Dalla Liga alla Juventus: colpaccio a parametro zero | Spalletti scalpita per averlo in squadra

Marco Ottolini, DS Juve, in Spagna per Oscar Mingueza del Celta Vigo. Un affare a parametro zero che infiamma il mercato e la nazionale: Spalletti lo sogna?

Dalla Liga alla Juventus: colpaccio a parametro zero | Spalletti scalpita per averlo in squadra

Marco Ottolini, ds della Juventus - Fonte X - pmgsport.it

Marco Ottolini, direttore sportivo della Juventus, è stato avvistato sugli spalti del Estadio Ramón Sánchez Pizjuán durante la recente sfida tra Siviglia e Celta Vigo, un segnale inequivocabile di un interesse concreto e mirato. L’oggetto di tanta attenzione è Oscar Mingueza, difensore spagnolo, classe 1999, il cui contratto con il Celta Vigo scadrà tra pochi mesi, precisamente al termine della stagione. Questa circostanza lo rende un autentico colpaccio a parametro zero per i bianconeri, un’operazione strategica che potrebbe rinforzare la retroguardia juventina con un profilo giovane, ma già con una significativa esperienza internazionale, maturata anche nelle giovanili del Barcellona. L’arrivo di un giocatore di questo calibro senza costi di cartellino è un’opportunità di mercato che la Juventus non intende assolutamente lasciarsi sfuggire. In un contesto dove la gestione oculata del bilancio e la ricerca di talenti a basso costo sono diventate priorità assolute per mantenere alta la competitività in Serie A e in Europa, l’ingaggio di un profilo come Mingueza sarebbe una mossa di grande intelligenza. L’attenzione di Ottolini sul difensore ex Barcellona suggerisce una mossa ben ponderata, volta a migliorare la rosa con lungimiranza. Anche il tecnico Luciano Spalletti, noto per la sua ammirazione verso difensori moderni e tatticamente intelligenti, stia osservando con interesse l’evolversi della situazione, riconoscendo il valore di un giocatore così versatile.

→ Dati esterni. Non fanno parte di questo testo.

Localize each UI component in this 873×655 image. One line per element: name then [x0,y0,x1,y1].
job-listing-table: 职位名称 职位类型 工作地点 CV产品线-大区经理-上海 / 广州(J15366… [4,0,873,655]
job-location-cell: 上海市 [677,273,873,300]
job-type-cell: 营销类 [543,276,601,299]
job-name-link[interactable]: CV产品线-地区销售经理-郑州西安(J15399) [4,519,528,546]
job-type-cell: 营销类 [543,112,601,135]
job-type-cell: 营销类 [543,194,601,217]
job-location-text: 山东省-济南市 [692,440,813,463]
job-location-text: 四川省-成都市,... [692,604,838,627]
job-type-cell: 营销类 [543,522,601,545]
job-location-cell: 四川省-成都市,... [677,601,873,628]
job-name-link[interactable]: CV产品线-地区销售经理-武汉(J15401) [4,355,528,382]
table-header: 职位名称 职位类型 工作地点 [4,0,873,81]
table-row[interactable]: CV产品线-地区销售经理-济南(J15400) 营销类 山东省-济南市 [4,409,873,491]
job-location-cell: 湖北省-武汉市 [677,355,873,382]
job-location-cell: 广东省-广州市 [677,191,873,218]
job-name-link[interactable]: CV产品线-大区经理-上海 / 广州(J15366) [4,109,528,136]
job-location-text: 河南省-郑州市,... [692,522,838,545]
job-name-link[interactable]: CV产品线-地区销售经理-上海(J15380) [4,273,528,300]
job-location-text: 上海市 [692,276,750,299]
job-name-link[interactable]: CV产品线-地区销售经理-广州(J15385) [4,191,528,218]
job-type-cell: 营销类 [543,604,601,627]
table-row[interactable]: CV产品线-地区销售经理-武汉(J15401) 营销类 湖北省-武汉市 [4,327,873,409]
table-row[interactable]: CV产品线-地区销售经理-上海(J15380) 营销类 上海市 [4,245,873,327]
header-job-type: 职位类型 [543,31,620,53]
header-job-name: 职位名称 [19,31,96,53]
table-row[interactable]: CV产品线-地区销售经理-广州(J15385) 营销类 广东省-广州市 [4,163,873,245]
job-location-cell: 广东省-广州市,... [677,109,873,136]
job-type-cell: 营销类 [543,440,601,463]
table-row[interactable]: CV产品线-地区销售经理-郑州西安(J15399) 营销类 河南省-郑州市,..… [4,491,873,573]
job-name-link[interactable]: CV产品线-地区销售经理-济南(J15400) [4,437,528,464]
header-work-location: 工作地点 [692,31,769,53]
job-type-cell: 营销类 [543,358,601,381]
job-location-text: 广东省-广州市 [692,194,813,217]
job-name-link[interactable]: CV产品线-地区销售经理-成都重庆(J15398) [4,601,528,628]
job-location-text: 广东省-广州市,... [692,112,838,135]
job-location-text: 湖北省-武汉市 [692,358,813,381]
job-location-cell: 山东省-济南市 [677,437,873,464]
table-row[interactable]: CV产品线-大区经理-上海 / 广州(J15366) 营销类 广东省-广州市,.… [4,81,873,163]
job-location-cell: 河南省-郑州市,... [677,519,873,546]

Mingueza: un profilo interessante per Spalletti e per la strategia bianconera

Oscar Mingueza – Lapresse – pmgsport.it

Oscar Mingueza rappresenta un giocatore dalla grande duttilità tattica, una qualità molto apprezzata da Luciano Spalletti, attuale tecnico della Juventus. Capace di ricoprire efficacemente sia il ruolo di difensore centrale, dove dimostra solidità e buona lettura del gioco, sia quello di terzino destro, offrendo spinta e copertura sulla fascia, il suo stile di gioco si adatta perfettamente alle esigenze di una squadra che spesso varia modulo e approccio tattico. La sua esperienza nella Liga spagnola, maturata prima con il prestigioso Barcellona e poi con il Celta Vigo, gli ha fornito una solida base tecnica, una buona visione di gioco e la capacità di gestire la pressione in contesti agonistici elevati. Per la Juventus, un acquisto a parametro zero di tale portata significherebbe aggiungere profondità e qualità alla difesa senza gravare in maniera significativa sulle finanze del club, un aspetto fondamentale nell’attuale strategia di mercato bianconera. Questo tipo di operazione, che unisce un potenziale tecnico elevato a un costo nullo per il cartellino, è esattamente ciò che la dirigenza juventina cerca per costruire una rosa competitiva e sostenibile. La sua crescita esponenziale negli ultimi anni lo rende un nome caldo sul mercato internazionale, e l’azione tempestiva della Juventus sembra voler cogliere questa potenziale gemma prima che il suo valore esploda ulteriormente. L’investimento sarebbe minimo, il potenziale ritorno, sia in termini tecnici che economici, sarebbe enorme. Una mossa che potrebbe definire un nuovo standard per i futuri acquisti a Torino.